Levels of SkM1 increase at later times in C2C12 differentiation,
suggesting later action of another factor, particularly since the
levels of the bHLH factors themselves decrease. We previously demonstrated that the 3'-positive element plays a major role in tissue-specific SkM1 expression (6), and the activity of this element
correlates with the late increase in the endogenous SkM1 protein in
C2C12 cells, although it never confers the level of activity in C2C12
myotubes that it does in primary muscle cells. Part of the activity of
the 3'-positive element is derived through a specific interaction with
MRF4, since forced expression of MRF4 in C2C12 cells increases the
activity of the 3'-positive element to the same level observed in
primary muscle cells.2 The absence of high levels of SkM1
gene expression in the constructs that lack the 3'-positive element
indicates its important role, particularly for the maintenance of
expression in later stages of differentiation.

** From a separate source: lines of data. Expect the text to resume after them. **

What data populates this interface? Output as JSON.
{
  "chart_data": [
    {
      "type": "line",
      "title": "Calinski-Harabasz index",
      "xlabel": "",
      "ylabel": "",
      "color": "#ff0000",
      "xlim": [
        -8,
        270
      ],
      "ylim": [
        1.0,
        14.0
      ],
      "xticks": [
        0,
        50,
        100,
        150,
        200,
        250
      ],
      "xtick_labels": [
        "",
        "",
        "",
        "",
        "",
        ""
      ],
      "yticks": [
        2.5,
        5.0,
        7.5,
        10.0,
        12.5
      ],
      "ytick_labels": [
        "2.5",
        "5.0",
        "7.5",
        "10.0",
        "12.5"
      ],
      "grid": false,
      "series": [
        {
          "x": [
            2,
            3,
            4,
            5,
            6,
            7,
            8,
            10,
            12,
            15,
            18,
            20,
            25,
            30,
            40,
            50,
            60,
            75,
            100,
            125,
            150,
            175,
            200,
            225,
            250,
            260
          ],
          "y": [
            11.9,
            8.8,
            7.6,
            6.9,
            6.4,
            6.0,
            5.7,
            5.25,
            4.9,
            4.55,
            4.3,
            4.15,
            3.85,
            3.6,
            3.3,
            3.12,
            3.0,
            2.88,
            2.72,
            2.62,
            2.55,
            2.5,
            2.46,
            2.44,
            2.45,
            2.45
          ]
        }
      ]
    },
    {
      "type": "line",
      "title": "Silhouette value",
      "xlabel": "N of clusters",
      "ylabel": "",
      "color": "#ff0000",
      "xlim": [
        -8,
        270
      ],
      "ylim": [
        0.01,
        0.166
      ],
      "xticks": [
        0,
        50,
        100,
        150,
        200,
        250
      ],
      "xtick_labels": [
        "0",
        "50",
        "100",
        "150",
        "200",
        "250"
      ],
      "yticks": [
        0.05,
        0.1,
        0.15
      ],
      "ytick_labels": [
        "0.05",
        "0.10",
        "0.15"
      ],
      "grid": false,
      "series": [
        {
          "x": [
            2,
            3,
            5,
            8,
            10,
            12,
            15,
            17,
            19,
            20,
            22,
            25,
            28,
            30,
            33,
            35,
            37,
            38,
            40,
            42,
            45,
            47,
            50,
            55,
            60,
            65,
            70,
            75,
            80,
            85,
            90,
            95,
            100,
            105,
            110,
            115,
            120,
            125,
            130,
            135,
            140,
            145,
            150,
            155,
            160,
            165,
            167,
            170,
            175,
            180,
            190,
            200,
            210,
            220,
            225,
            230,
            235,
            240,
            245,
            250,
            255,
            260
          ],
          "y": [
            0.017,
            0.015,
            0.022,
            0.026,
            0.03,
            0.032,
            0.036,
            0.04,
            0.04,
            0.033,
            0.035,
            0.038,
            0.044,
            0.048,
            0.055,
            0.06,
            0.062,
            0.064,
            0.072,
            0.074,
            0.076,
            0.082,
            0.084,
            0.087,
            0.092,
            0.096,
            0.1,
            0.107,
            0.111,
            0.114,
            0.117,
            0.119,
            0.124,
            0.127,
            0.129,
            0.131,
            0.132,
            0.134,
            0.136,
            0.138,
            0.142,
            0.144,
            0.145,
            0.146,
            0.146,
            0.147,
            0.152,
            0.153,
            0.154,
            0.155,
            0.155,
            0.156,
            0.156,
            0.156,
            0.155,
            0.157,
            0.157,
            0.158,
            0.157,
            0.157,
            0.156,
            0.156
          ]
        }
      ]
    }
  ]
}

Although our initial analysis presents the relationship between the
promoter E-box-binding proteins and other transcription factors as a
one-on-one interaction, this is certainly an oversimplification of an
association that is probably far more complex, with changes occurring
in the entire transcription initiation complex to switch it from an
"inactive" to and "active" state. The myogenic bHLH proteins
and perhaps factors that are still unknown may independently contribute
to the assembly of the transcription initiation complex. Our data
suggest that only specific myogenic bHLH proteins can function in
conjunction with the other SkM1 factors, and it may be that the bHLH
proteins confer the muscle-specific action to the complex. However, the
myogenic bHLH factors cannot act alone. Our future work will be
directed toward identifying all of the factors involved and
understanding the interplay between them.